As shocking as it was to hear a fired up Dana White talk about the long-range future of Strikeforce on Showtime, it was nothing compared to his attitude shift on women's MMA.
The women's divisions will remain in tact in the new Strikeforce/Showtime deal announced yesterday. In the middle of 2011, it appeared female fighting was going to take step back when Strikeforce was dissolved. By popular demand, women's fighting will still be showcased at close to the highest level of the sport. .
"Every weekend you guys are asking me about the women's division ... and women and women and women, and the fans are always terrorizing me on twitter about the women's division. The women's division is very popular. We're gonna keep it," White said during a teleconference (7:45 mark).
Stars like Cristiane "Cyborg" Santos, Miesha Tate, Sarah Kaufman and Ronda Rousey still have a home where they can get major exposure. White is sticking to guns about the issues he has with women's MMA. It needs work, but he's willing to give it a chance saying both the 135 and 145 pound divisions will stay.
"Again you guys hear me talk about this all the time. The depth in some of these divisions. 'Cyborg's' division has that problem. She's a huge star. She's a champion. We're gonna keep that division. People are excited to her fight. We're gonna keep it," said White (9:40 mark).
Zuffa management may lean toward some crossover fights between the divisions while the depth issues is being worked on.
"If you look at Cyborg's division, it's not a very deep division with a lot of talent. You can stack the other division deep with talent because that's what you have to do," said White comparing it to the early days of UFC when there were no lightweight, bantamweight and featherweight divisions in the promotion (20:15 mark). "In order to run a show and establish champions with great contenders you gotta go deep in every one of those weight divisions."
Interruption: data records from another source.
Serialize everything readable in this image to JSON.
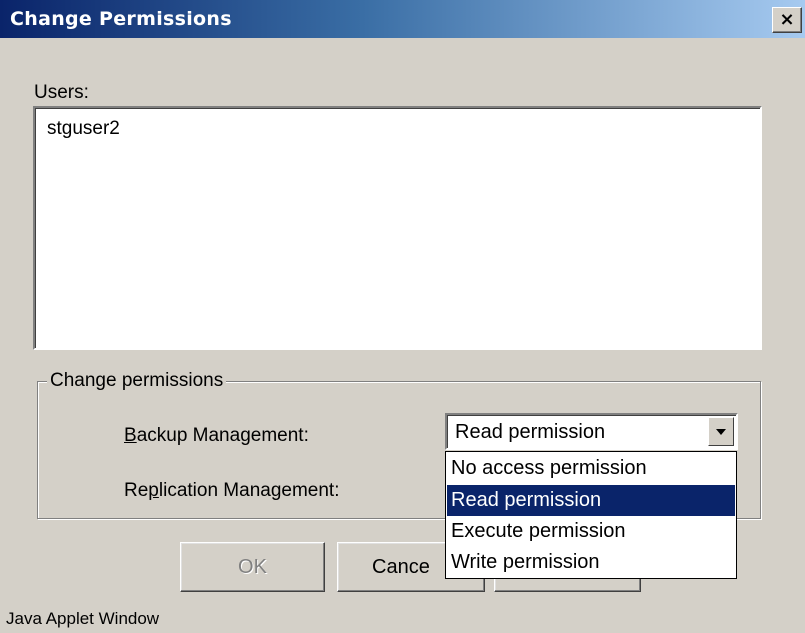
{
  "window": {
    "title": "Change Permissions",
    "close_label": "×"
  },
  "users": {
    "label": "Users:",
    "items": [
      "stguser2"
    ]
  },
  "permissions_group": {
    "legend": "Change permissions",
    "backup": {
      "label_prefix": "",
      "label_mnemonic": "B",
      "label_rest": "ackup Management:",
      "selected_value": "Read permission"
    },
    "replication": {
      "label_prefix": "Re",
      "label_mnemonic": "p",
      "label_rest": "lication Management:"
    }
  },
  "dropdown": {
    "options": [
      "No access permission",
      "Read permission",
      "Execute permission",
      "Write permission"
    ],
    "selected_index": 1
  },
  "buttons": {
    "ok_label": "OK",
    "cancel_label": "Cance"
  },
  "status_bar": {
    "text": "Java Applet Window"
  }
}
So as big as the news was for the elite male fighters at 205, 185, 170 and 155, yesterday's announcement benefited female fighting more than anything. With the might and money of Zuffa/UFC plus the ability to talent evaluate, the talent pool in female fighting at the highest levels should explode. Then the question is, will fans want to pay to see it and will it bring eyes to the TV sets? That's a debate for another day. At least right now, women get the opportunity.